Essen. . Schon vor 32 Jahren wurde in Essen die letzte Zeche geschlossen. Damals war die Stadt eher froh über diese Zäsur und stolz auf ihre Modernität.
Vor fast genau 32 Jahren schloss in Essen die letzte von einst über 20 Zechen, und der Abschied fiel an jenem 23. Dezember 1986 ziemlich nüchtern aus. Keiner konnte sich damals vorstellen, dass ihr eine zweite Karriere bevorstand, die an Bedeutung mit der ersten durchaus vergleichbar sein würde. Zollverein ist heute unter den industriegeschichtlichen Denkmal-Komplexen eines der eindruckvollsten der Welt, und viele Essener sind stolz darauf. Darunter sind auch einige, die dieser Vorstellung zunächst überhaupt nichts abgewinnen konnten, ja sie für eine Spinnerei hielten.
Allein das zeigt eindrucksvoll: Der Bergbau im Ruhrgebiet ist zwar in einigen Tagen mit der Schließung von Prosper-Haniel in Bottrop Geschichte, aber sein Nachleben ist enorm präsent. Das gilt auch für Essen, wo schon Menschen in den mittleren Alterskohorten sich kaum mehr an eine aktive Zeche erinnern können. Und vor allem: Es gab Zeiten, da wollte Essen auch gar nicht mehr wissen, wie sehr die Stadt eine Zechenstadt gewesen war.
Bis in die 1980er Jahre fielen Fördertürme und Schornsteine ohne viel Widerstand
Die Stadtväter der 1970er und 1980er Jahre taten im Gegenteil sogar alles, um dieses Kapitel vergessen zu machen. „Die Stadt hat sich den Kohlenstaub aus dem Gesicht gewischt“, war eine dieser blumigen Formulierungen, die darauf abzielten, Essen ein vollkommen neues Image zu geben. Fördertürme und Fabrik-Schornsteine fielen ohne Widerstand im Dutzend, mit Behagen und Stolz feierte man den Wandel zur Dienstleistungs-Metropole. Die damaligen Verantwortlichen hatten noch prägende eigene Erinnerungen, wie mäßig es sich im Schatten einer Zeche oft lebte und dass die Arbeit unter Tage vor allem eines war: hart. Von Romantik wussten sie nicht allzuviel.
Heute sind Romantik und ihre Schwester, die Nostalgie, positive Kategorien, die das Kohle-Thema etwas arg überzuckert haben. Der wachsende zeitliche Abstand zu den tatsächlichen Zuständen hat das maßgeblich befördert. Die Pflege der industriellen Vergangenheit geht zwar in Ordnung und ist Teil der Identität, auch dieser Stadt. Nicht untergehen darf aber, dass die Kosten dafür erheblich sind. Immerhin ist Industriekultur für einige ein recht gutes Geschäft, etwa für das Hotel-Gewerbe, das die Touristen aus aller Welt gerne unterbringt.
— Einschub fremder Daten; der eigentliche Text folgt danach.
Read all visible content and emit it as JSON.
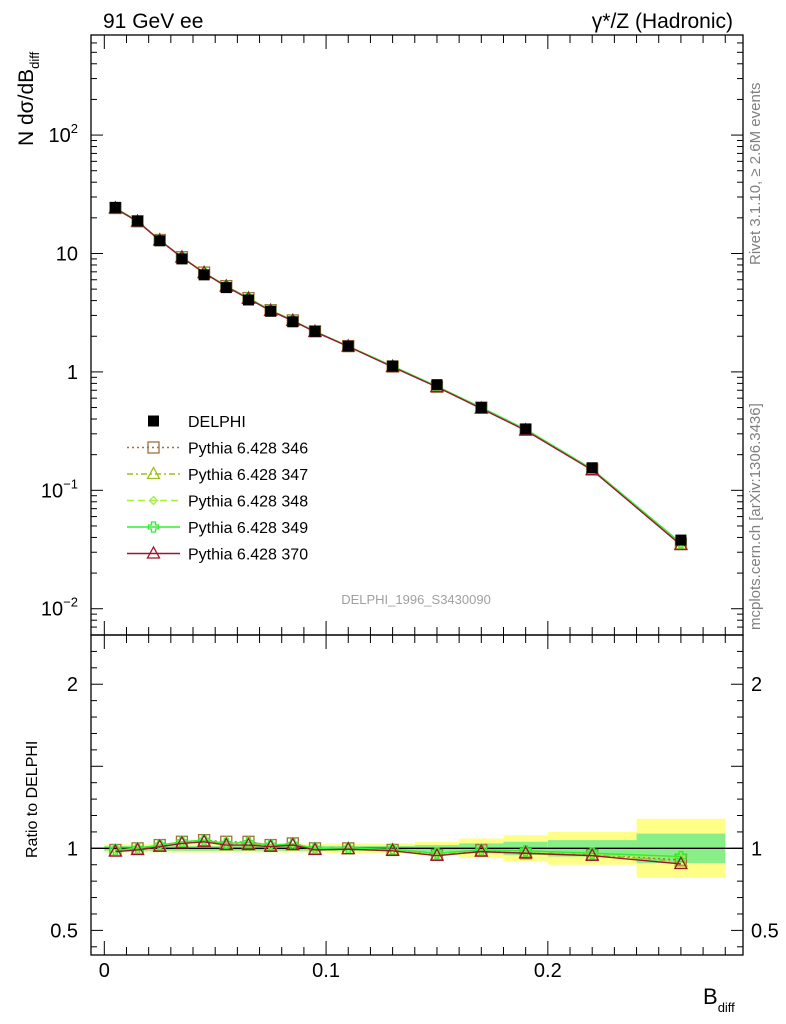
{
  "header": {
    "left_label": "91 GeV ee",
    "right_label": "γ*/Z (Hadronic)"
  },
  "side_text": {
    "rivet": "Rivet 3.1.10, ≥ 2.6M events",
    "mcplots": "mcplots.cern.ch [arXiv:1306.3436]"
  },
  "watermark": "DELPHI_1996_S3430090",
  "colors": {
    "data": "#000000",
    "p346": "#a0713a",
    "p347": "#9dbe1a",
    "p348": "#a6f03c",
    "p349": "#33ee33",
    "p370": "#9b1530",
    "band_stat": "#88ee88",
    "band_tot": "#ffff88"
  },
  "chart_data": [
    {
      "type": "line",
      "panel": "main",
      "ylabel_main": "N dσ/dB",
      "ylabel_sub": "diff",
      "yscale": "log",
      "ylim": [
        0.006,
        700
      ],
      "xlim": [
        -0.006,
        0.288
      ],
      "ytick_labels": [
        {
          "value": 0.01,
          "base": "10",
          "exp": "−2"
        },
        {
          "value": 0.1,
          "base": "10",
          "exp": "−1"
        },
        {
          "value": 1,
          "base": "1",
          "exp": ""
        },
        {
          "value": 10,
          "base": "10",
          "exp": ""
        },
        {
          "value": 100,
          "base": "10",
          "exp": "2"
        }
      ],
      "x": [
        0.005,
        0.015,
        0.025,
        0.035,
        0.045,
        0.055,
        0.065,
        0.075,
        0.085,
        0.095,
        0.11,
        0.13,
        0.15,
        0.17,
        0.19,
        0.22,
        0.26
      ],
      "series": [
        {
          "name": "DELPHI",
          "key": "data",
          "marker": "square",
          "values": [
            24.5,
            18.8,
            12.8,
            9.0,
            6.6,
            5.15,
            4.05,
            3.25,
            2.65,
            2.2,
            1.65,
            1.12,
            0.78,
            0.5,
            0.33,
            0.155,
            0.038
          ]
        },
        {
          "name": "Pythia 6.428 346",
          "key": "p346",
          "marker": "open-square",
          "dash": "2,3",
          "values": [
            24.2,
            18.7,
            13.0,
            9.3,
            6.9,
            5.3,
            4.2,
            3.32,
            2.72,
            2.2,
            1.65,
            1.11,
            0.75,
            0.5,
            0.325,
            0.15,
            0.0355
          ]
        },
        {
          "name": "Pythia 6.428 347",
          "key": "p347",
          "marker": "open-triangle",
          "dash": "6,3,2,3",
          "values": [
            24.1,
            18.6,
            12.9,
            9.25,
            6.85,
            5.28,
            4.18,
            3.3,
            2.7,
            2.19,
            1.64,
            1.11,
            0.75,
            0.49,
            0.322,
            0.149,
            0.035
          ]
        },
        {
          "name": "Pythia 6.428 348",
          "key": "p348",
          "marker": "open-diamond",
          "dash": "7,4",
          "values": [
            24.2,
            18.7,
            13.0,
            9.3,
            6.9,
            5.3,
            4.2,
            3.32,
            2.72,
            2.2,
            1.65,
            1.11,
            0.75,
            0.5,
            0.325,
            0.15,
            0.0358
          ]
        },
        {
          "name": "Pythia 6.428 349",
          "key": "p349",
          "marker": "open-cross",
          "dash": "",
          "values": [
            24.3,
            18.8,
            13.0,
            9.3,
            6.9,
            5.3,
            4.2,
            3.32,
            2.72,
            2.2,
            1.65,
            1.12,
            0.755,
            0.5,
            0.328,
            0.151,
            0.036
          ]
        },
        {
          "name": "Pythia 6.428 370",
          "key": "p370",
          "marker": "open-triangle",
          "dash": "",
          "values": [
            24.0,
            18.6,
            12.9,
            9.25,
            6.85,
            5.25,
            4.15,
            3.28,
            2.7,
            2.18,
            1.64,
            1.1,
            0.745,
            0.49,
            0.32,
            0.148,
            0.0345
          ]
        }
      ]
    },
    {
      "type": "line",
      "panel": "ratio",
      "ylabel": "Ratio to DELPHI",
      "ylim": [
        0.35,
        2.3
      ],
      "xlim": [
        -0.006,
        0.288
      ],
      "xlabel_main": "B",
      "xlabel_sub": "diff",
      "ytick_labels": [
        "0.5",
        "1",
        "2"
      ],
      "ytick_values": [
        0.5,
        1,
        2
      ],
      "xtick_labels": [
        "0",
        "0.1",
        "0.2"
      ],
      "xtick_values": [
        0,
        0.1,
        0.2
      ],
      "bands": {
        "edges": [
          0,
          0.01,
          0.02,
          0.03,
          0.04,
          0.05,
          0.06,
          0.07,
          0.08,
          0.09,
          0.1,
          0.12,
          0.14,
          0.16,
          0.18,
          0.2,
          0.24,
          0.28
        ],
        "stat": [
          0.015,
          0.015,
          0.015,
          0.015,
          0.015,
          0.015,
          0.015,
          0.015,
          0.015,
          0.015,
          0.015,
          0.015,
          0.02,
          0.03,
          0.04,
          0.05,
          0.09
        ],
        "total": [
          0.025,
          0.025,
          0.025,
          0.025,
          0.025,
          0.025,
          0.025,
          0.025,
          0.025,
          0.025,
          0.03,
          0.03,
          0.04,
          0.06,
          0.08,
          0.1,
          0.18
        ]
      },
      "x": [
        0.005,
        0.015,
        0.025,
        0.035,
        0.045,
        0.055,
        0.065,
        0.075,
        0.085,
        0.095,
        0.11,
        0.13,
        0.15,
        0.17,
        0.19,
        0.22,
        0.26
      ],
      "series": [
        {
          "name": "Pythia 6.428 346",
          "key": "p346",
          "marker": "open-square",
          "dash": "2,3",
          "values": [
            0.99,
            1.0,
            1.02,
            1.04,
            1.05,
            1.04,
            1.04,
            1.02,
            1.03,
            1.0,
            1.0,
            0.99,
            0.96,
            0.99,
            0.97,
            0.96,
            0.93
          ]
        },
        {
          "name": "Pythia 6.428 347",
          "key": "p347",
          "marker": "open-triangle",
          "dash": "6,3,2,3",
          "values": [
            0.985,
            0.99,
            1.01,
            1.03,
            1.04,
            1.03,
            1.03,
            1.01,
            1.02,
            0.995,
            0.995,
            0.99,
            0.96,
            0.98,
            0.975,
            0.96,
            0.92
          ]
        },
        {
          "name": "Pythia 6.428 348",
          "key": "p348",
          "marker": "open-diamond",
          "dash": "7,4",
          "values": [
            0.99,
            1.0,
            1.02,
            1.04,
            1.05,
            1.03,
            1.04,
            1.02,
            1.03,
            1.0,
            1.0,
            0.99,
            0.965,
            0.99,
            0.98,
            0.965,
            0.94
          ]
        },
        {
          "name": "Pythia 6.428 349",
          "key": "p349",
          "marker": "open-cross",
          "dash": "",
          "values": [
            0.99,
            1.0,
            1.02,
            1.04,
            1.05,
            1.03,
            1.035,
            1.02,
            1.025,
            1.0,
            1.0,
            0.995,
            0.97,
            0.99,
            0.985,
            0.97,
            0.95
          ]
        },
        {
          "name": "Pythia 6.428 370",
          "key": "p370",
          "marker": "open-triangle",
          "dash": "",
          "values": [
            0.98,
            0.99,
            1.01,
            1.03,
            1.04,
            1.02,
            1.02,
            1.01,
            1.02,
            0.99,
            0.995,
            0.985,
            0.955,
            0.98,
            0.97,
            0.955,
            0.905
          ]
        }
      ]
    }
  ]
}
Mental muss genügend Kraft sein für die Gestaltung der Zukunft
Etwas anderes ist es, wenn die Grenze zum Kitsch großflächig überschritten wird, wie es zum Beispiel die WDR-Produktion „Der lange Abschied von der Kohle“ 2017 lustvoll zelebrierte. Der freundliche Blick zurück ist natürlich erlaubt, in einem Doku-Film sollten aber die kritischen Aspekte der Vergangenheit nicht so weitgehend vernebelt werden.
Vor allem muss mental, in den Köpfen, genug Platz und Kraft sein für die Gestaltung der Gegenwart und Zukunft. Da sind im Ruhrgebiet hin und wieder Zweifel erlaubt. Um die zehn Prozent Erwerbslose, selbst in Boom-Zeiten und in einer ökonomisch relativ starken Stadt wie Essen: Das ist nur ein Indiz für einen leider weiterhin nur teilweise gelungenen Strukturwandel. Ein Ewigkeitsprojekt, ähnlich wie das Abpumpen des Grubenwassers, sollte daraus aber möglichst nicht erwachsen.
In Essen wurde das Bergbau-Zeitalter jedenfalls schon vor Jahrzehnten beendet, und zur Wahrheit gehört, dass die Stadt an Lebensqualität seither gewonnen hat. Das sollte, bei aller süßlichen Nostalgie, nicht in Vergessenheit geraten.